Brava. Well said. Is this the budget speech that Western Sydney wrote? Who is driving this agenda – where has the ALP focus-grouped this bash the disabled and long-term unemployed line?
Jobs Network is a disaster. Of course people want to work, but employers are extremely reluctant to take on anyone with even a hint of a health issue. Those specialist disability agencies worth their salt (many are not) try and try to get people into jobs for which they are eminently suited, but employers – especially government ones – don’t live up to the rhetoric in their glossy statements and vision plans. The cost of these changes will be felt by those least able to bear them.
Shame on this government.
There are so many things wrong with this article that I don’t know where to start. Should I assume in this statement “that saving them from the sin of idleness will mean that big savings will be made” you think idleness is a good thing as compared to getting educated and obtaining paid work? I’m no protestant but surely encouraging work is a good thing, not only for the economy but for your own self-respect. That there “are few cuts for the rich” is pretty obvious because there’s nothing much to cut apart from tinkering with the tax thresholds. The “massively unfair superannuation tax concessions” you mention are designed to encourage saving so that there is reduced burden on the public purse after retirement. Take that away & watch the pension costs sky-rocket. It is certainly true that “a social democracy should be judged by how it deals with its most vulnerable” and as far as i can see this budget does not hinder the really vulnerable. A pro-active approach in encouraging the diasvantaged back into the “mainstream” is commendable. Here’s hoping that it plays some part in reducing the victim mentality of some people who can’t accept that maybe they are the problem.
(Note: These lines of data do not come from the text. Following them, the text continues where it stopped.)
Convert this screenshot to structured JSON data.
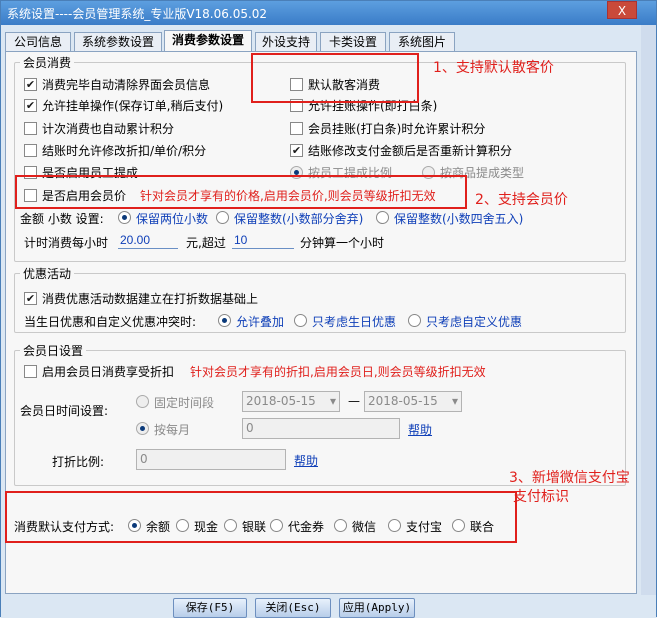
{
  "window": {
    "title": "系统设置----会员管理系统_专业版V18.06.05.02",
    "close_label": "X"
  },
  "tabs": [
    "公司信息",
    "系统参数设置",
    "消费参数设置",
    "外设支持",
    "卡类设置",
    "系统图片"
  ],
  "g1": {
    "title": "会员消费",
    "cb1": "消费完毕自动清除界面会员信息",
    "cb2": "允许挂单操作(保存订单,稍后支付)",
    "cb3": "计次消费也自动累计积分",
    "cb4": "结账时允许修改折扣/单价/积分",
    "cb5": "是否启用员工提成",
    "cb6": "默认散客消费",
    "cb7": "允许挂账操作(即打白条)",
    "cb8": "会员挂账(打白条)时允许累计积分",
    "cb9": "结账修改支付金额后是否重新计算积分",
    "rb_a": "按员工提成比例",
    "rb_b": "按商品提成类型",
    "cb10": "是否启用会员价",
    "note1": "针对会员才享有的价格,启用会员价,则会员等级折扣无效",
    "round_label": "金额 小数 设置:",
    "round1": "保留两位小数",
    "round2": "保留整数(小数部分舍弃)",
    "round3": "保留整数(小数四舍五入)",
    "time_prefix": "计时消费每小时",
    "time_price": "20.00",
    "time_mid": "元,超过",
    "time_minutes": "10",
    "time_suffix": "分钟算一个小时"
  },
  "g2": {
    "title": "优惠活动",
    "cb": "消费优惠活动数据建立在打折数据基础上",
    "conflict_label": "当生日优惠和自定义优惠冲突时:",
    "r1": "允许叠加",
    "r2": "只考虑生日优惠",
    "r3": "只考虑自定义优惠"
  },
  "g3": {
    "title": "会员日设置",
    "cb": "启用会员日消费享受折扣",
    "note": "针对会员才享有的折扣,启用会员日,则会员等级折扣无效",
    "time_label": "会员日时间设置:",
    "r1": "固定时间段",
    "date1": "2018-05-15",
    "dash": "—",
    "date2": "2018-05-15",
    "r2": "按每月",
    "monthly_value": "0",
    "help1": "帮助",
    "discount_label": "打折比例:",
    "discount_value": "0",
    "help2": "帮助"
  },
  "pay": {
    "label": "消费默认支付方式:",
    "options": [
      "余额",
      "现金",
      "银联",
      "代金券",
      "微信",
      "支付宝",
      "联合"
    ]
  },
  "annotations": {
    "a1": "1、支持默认散客价",
    "a2": "2、支持会员价",
    "a3": "3、新增微信支付宝",
    "a3b": "支付标识"
  },
  "buttons": {
    "save": "保存(F5)",
    "close": "关闭(Esc)",
    "apply": "应用(Apply)"
  }
}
Eva thank God it is a Labor Govt or you would have seen everything for the wealthy, big business and if there were any crumbs left, scattered to the low income earners. You cannot have it all, never have, never will. The times are a changing, nothing stays the same. The Coalitions response to the budget says it all about them.
Well said Eva. This is the only piece I have read on the budget which shows an understanding of how the welfare system actually works. My young adult son is a case study in why Gillard is wrong about welfare and work. He has a neurological disorder which makes him very unattractive to employers but is desperate for a job. He is on the DSP and although not required to apply for work, is registered with a DEN agency and regularly applies for jobs. He seldom gets interviews and when he does is never successful in obtaining employment. This is not hard to understand as he has to compete against applicants who do not have neurological disorders. These constant rejections aggravate his mental health condition. To have a Labor government call him idle is cruel and ignorant.
He has done all the things which Gillard is telling us will get people off the DSP and into work: he has completed a number of TAFE courses, he regularly attends interviews with his “job service provider” (whose role seems to be limited to showing him how to use seek.com) and he applies for jobs for which he is qualified. The problem is with employers who are free to discriminate against him without a word of rebuke from the Government. If it is serious about this (which I doubt), then it needs to use its powers to impose affirmative action targets and quotas on employers to guarantee employment to all people with disabilities who want it.
What’s so productive about taking from the rich? They form a very small percentage of the nation’s taxpayers, even taxing them every cent they earned would not add much to the nation’s revenue.